For instance, in close collaborations with our external partners, we are currently developing CutFEMs to computationally model

• mechanics of the brain, which can be modelled as a poroelastic medium
• complex fluid interface problems arising in artificial cell models
• the dynamics of glaciers and ice sheets

Surface partial differential equations (PDEs) are crucial in modeling phenomena that occur on surfaces, such as diffusion processes on cell membranes, fluid flow on curved surfaces, and wave propagation on the Earth's surface. These equations are essential in various applications, including biological systems, material science, and geophysics. One of the main challenges in solving surface PDEs numerically is accurately representing the geometry of the surface and ensuring that the discretization respects the intrinsic properties of the surface. Additionally, handling complex and evolving geometries, as well as ensuring stability and convergence of the numerical methods, are significant hurdles that researchers must overcome.

Mixed-dimensional problems, which involve coupling equations defined on domains of different topological dimensions, are crucial in accurately modeling multi-physics phenomena where interactions occur across various scales and dimensions. For instance, in biological systems, the interaction between the processes in the 3D intra- and extracellular cell domain and on the 2D cell membranes is a typical mixed-dimensional problem. These problems pose significant numerical challenges, such as ensuring the consistency and stability of the coupling conditions, accurately capturing the interface dynamics, and efficiently solving the resulting large-scale systems.

Figure: (Left) Solution of diffusion-type problems on embedded surfaces and curves. (Right). CutFEM allows for a seamless discretization of coupled diffusion-type surface-bulk problems.

We are currently developing fitted FEM and cutFEM to simulate cell membrane remodelling processes, e.g. to model process cell motility, cell division and cell growth.

Active soft matter refers to a class of materials composed of self-driven units that consume energy to generate motion and mechanical stresses.

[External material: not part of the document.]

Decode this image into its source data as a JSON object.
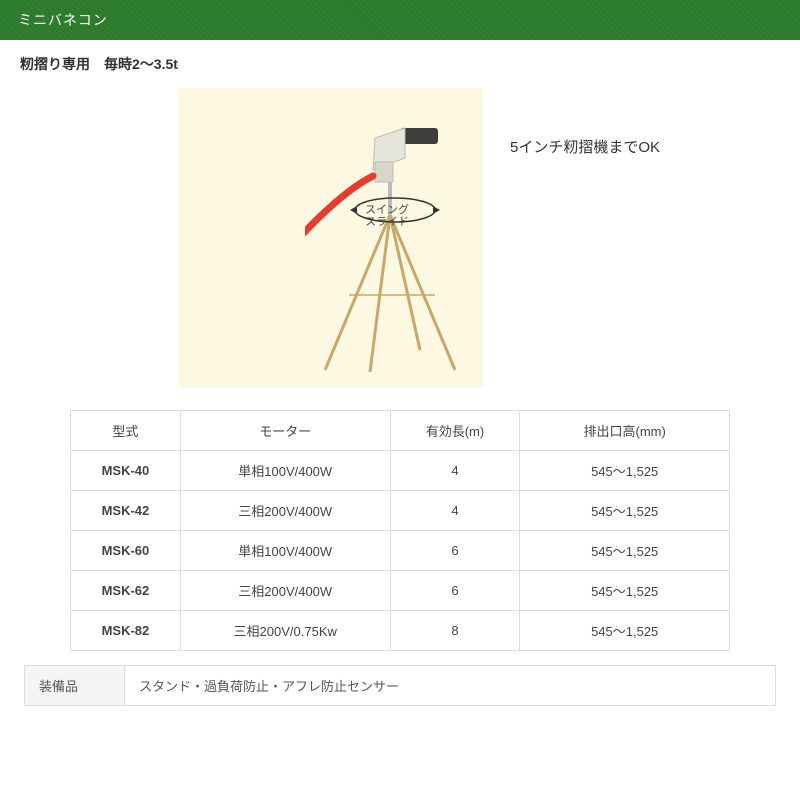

These systems are inherently out of equilibrium and exhibit complex behaviors such as spontaneous flow, pattern formation, and collective dynamics. In the context of biological systems, active soft matter is crucial for modeling processes such as cellular motility, tissue morphogenesis, the mechanics of the cytoskeleton, and collective behavior in bacterial colonies. Understanding and simulating active soft matter can provide insights into the fundamental principles governing the behavior of living organisms and lead to advancements in biomedical engineering and synthetic biology. See this review article in Nature Review Physics which can be downloaded from arxiv. In particular, the study of phase separation phenomena in active matter systems have drawn much attention in the past decade, as a key organization principle in many biological systems, see e.g this very recent review article on arxiv

Figure: Time evolution of two, initially fully phase separated species towards microphase separation. This is sterk contrast to the classical Oswald ripening phenomena. Image taken from https://arxiv.org/abs/2412.02854

While there a plethora of different model approaches for active soft matter systems, I am interested in developing numerical methods for continuum models described by PDEs. Due to the "activity" part of the material, the PDEs typically contain non-standard terms compared to their passive counterparts, such as active stresses, active fluxes, and active sources. These terms are responsible for the emergence of complex behaviors such as self-organization, pattern formation, and non-equilibrium phase transitions. Consequently, there is a great demand for developing stable and efficient numerical methods that can accurately capture the dynamics of active soft matter systems and provide insights into their emergent behaviors.

We are currently developing numerical methods for the simulation of active droplets and fluids.